“The Guy You Shouldn’t Date: The Basic Bro” has made its way around the internet, penned by our friend over at Sparkles and Secrets, Mackenzie Newcomb. She does a very accurate job describing the basic bro, so I thought I’d give a shot at describing the complete opposite of whom I’m trying to date; the basic broad. When speaking with Mackenzie about this article, she made sure I didn’t forget:
“The best part of fall is pumpkin spiced iced coffee btw”
She won’t leave her house without her designer purse, and at least 1 Tory Burch item. Going to the gym? Makeup applied, booty shorts, and cellphone on hand. She proves she goes to the gym by taking a picture, not by getting a nicer body. She wears heels to the most casual of gatherings and then complains all night about her feet hurting. She checks her hair in every mirror, window, or glass door she passes and then checks again with her cellphone. Bloomies trip once a week is a must. Oh..and she only gets her nails done by Vicky…the amazingggggg Vietnamese Manicurist downtown. Vicky is just the best.
She lives for fraternity parties. Can’t wait to see her Sig Ep boys! But you’ll still hear her complain about frat boys being douches. She gets so into any theme the frat offers, and has a severe case of FOMO if she misses a single party. She could be at her sisters open bar wedding and she still would be worried about the frat party she is missing. She dances in a closed circle with her friends, until an upperclassmen comes there way. She can’t really dance, so she bends over and attempts to sway her hips. She loves the big jug of mixed drink the frat provides, and is so impressed with the maturity of some of the members.
She texts 8 guys at once, but complains she can never find a boyfriend. She plans on meeting up with at least 4 of them at the end of the night, but always ends up just “falling asleep” (Drunk eating in bed with her girls). She hooks up with a boy, but overanalyzes every text message and every move he makes. If the guy says she’s pretty she rejects him, but the guy that didn’t answer her texts gets a quick blow job in the frat basement. She will never make the first move on the guy. She only puts out when she’s drunk, just so she can say…”Its ok..I was drunk.”
She claims to love smoking weed, but has never bought zoots in her lifetime. She loves getting high with her girlfriends and taking snaps of it, but is too embarassed to get high around boys. She doesn’t know how to use a bong, but still lovessss how pretty it is. She claims she’s only eating so much because she’s high…we don’t care! Veggies chips are her “go to” but she really likes Doritos… Please eat! We have the munchies too!
She loves the Celtics, because Rondo is hot and Kim K’s ex is on the team. She loves the Red Sox, because she loves instagramming the sunset at the field. She loves the Patriots, because Brady is so cute. And she hates the Bruins, because they traded away Tyler Seguin, the hottest player like ever.

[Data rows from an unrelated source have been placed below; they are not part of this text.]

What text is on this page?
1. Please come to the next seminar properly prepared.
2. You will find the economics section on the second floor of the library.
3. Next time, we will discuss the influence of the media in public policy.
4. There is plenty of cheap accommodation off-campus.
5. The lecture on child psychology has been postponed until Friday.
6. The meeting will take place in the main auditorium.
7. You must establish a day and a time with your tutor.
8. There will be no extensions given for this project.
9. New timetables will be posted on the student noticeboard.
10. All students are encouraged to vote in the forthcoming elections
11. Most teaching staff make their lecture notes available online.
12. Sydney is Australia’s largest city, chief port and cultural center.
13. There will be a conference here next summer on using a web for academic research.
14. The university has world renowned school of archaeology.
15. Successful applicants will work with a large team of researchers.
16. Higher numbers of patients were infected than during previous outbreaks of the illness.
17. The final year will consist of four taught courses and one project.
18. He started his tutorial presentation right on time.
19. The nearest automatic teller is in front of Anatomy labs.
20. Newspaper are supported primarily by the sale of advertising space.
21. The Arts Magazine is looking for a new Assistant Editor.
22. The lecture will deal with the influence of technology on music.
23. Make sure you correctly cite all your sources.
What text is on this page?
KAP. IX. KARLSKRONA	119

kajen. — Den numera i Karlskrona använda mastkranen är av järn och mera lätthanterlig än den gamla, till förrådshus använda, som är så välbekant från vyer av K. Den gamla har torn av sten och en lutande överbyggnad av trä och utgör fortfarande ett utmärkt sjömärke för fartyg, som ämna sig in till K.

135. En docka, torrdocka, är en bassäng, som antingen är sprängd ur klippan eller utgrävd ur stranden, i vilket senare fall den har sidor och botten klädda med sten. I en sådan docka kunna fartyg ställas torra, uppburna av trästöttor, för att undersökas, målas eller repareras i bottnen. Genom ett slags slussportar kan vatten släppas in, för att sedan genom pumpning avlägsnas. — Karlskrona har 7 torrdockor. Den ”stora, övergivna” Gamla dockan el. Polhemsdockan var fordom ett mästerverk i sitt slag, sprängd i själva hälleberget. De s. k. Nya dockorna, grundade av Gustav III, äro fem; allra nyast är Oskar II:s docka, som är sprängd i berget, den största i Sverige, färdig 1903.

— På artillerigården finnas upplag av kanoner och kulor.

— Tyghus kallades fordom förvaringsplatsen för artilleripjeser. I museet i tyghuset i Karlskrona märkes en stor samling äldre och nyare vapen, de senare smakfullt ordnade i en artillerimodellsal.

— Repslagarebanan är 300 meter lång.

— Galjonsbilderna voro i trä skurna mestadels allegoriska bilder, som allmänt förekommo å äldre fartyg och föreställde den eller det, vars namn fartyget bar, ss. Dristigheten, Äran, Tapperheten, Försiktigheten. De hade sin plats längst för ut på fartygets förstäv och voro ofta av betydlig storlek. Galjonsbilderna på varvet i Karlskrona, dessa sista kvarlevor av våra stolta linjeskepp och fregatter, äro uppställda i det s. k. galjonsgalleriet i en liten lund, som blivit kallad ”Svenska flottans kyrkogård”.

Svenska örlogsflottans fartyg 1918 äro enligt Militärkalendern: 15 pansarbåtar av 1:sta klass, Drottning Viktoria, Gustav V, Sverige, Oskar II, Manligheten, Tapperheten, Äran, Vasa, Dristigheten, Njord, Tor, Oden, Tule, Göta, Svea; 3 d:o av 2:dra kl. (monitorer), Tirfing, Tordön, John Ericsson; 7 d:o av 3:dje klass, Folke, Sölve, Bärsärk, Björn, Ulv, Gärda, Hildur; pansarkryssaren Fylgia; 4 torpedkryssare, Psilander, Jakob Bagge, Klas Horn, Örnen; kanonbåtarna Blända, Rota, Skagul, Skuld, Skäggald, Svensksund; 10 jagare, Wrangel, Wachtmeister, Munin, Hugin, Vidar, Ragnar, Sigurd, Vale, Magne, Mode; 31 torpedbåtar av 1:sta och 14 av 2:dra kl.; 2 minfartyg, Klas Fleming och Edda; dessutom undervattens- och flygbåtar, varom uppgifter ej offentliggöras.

She is all beauty, no brains. She looks good on paper, but has no real personality. She can’t make a decision to save her life, and relies on the guy to tell her what to do in all situations. She doesn’t know what she wants, so she just does what she thinks people want her to do. She thinks being a pretty hostess or server will lead her to a rich husband, so she can be a housewife and not worry about real world problems. She is a basic broad.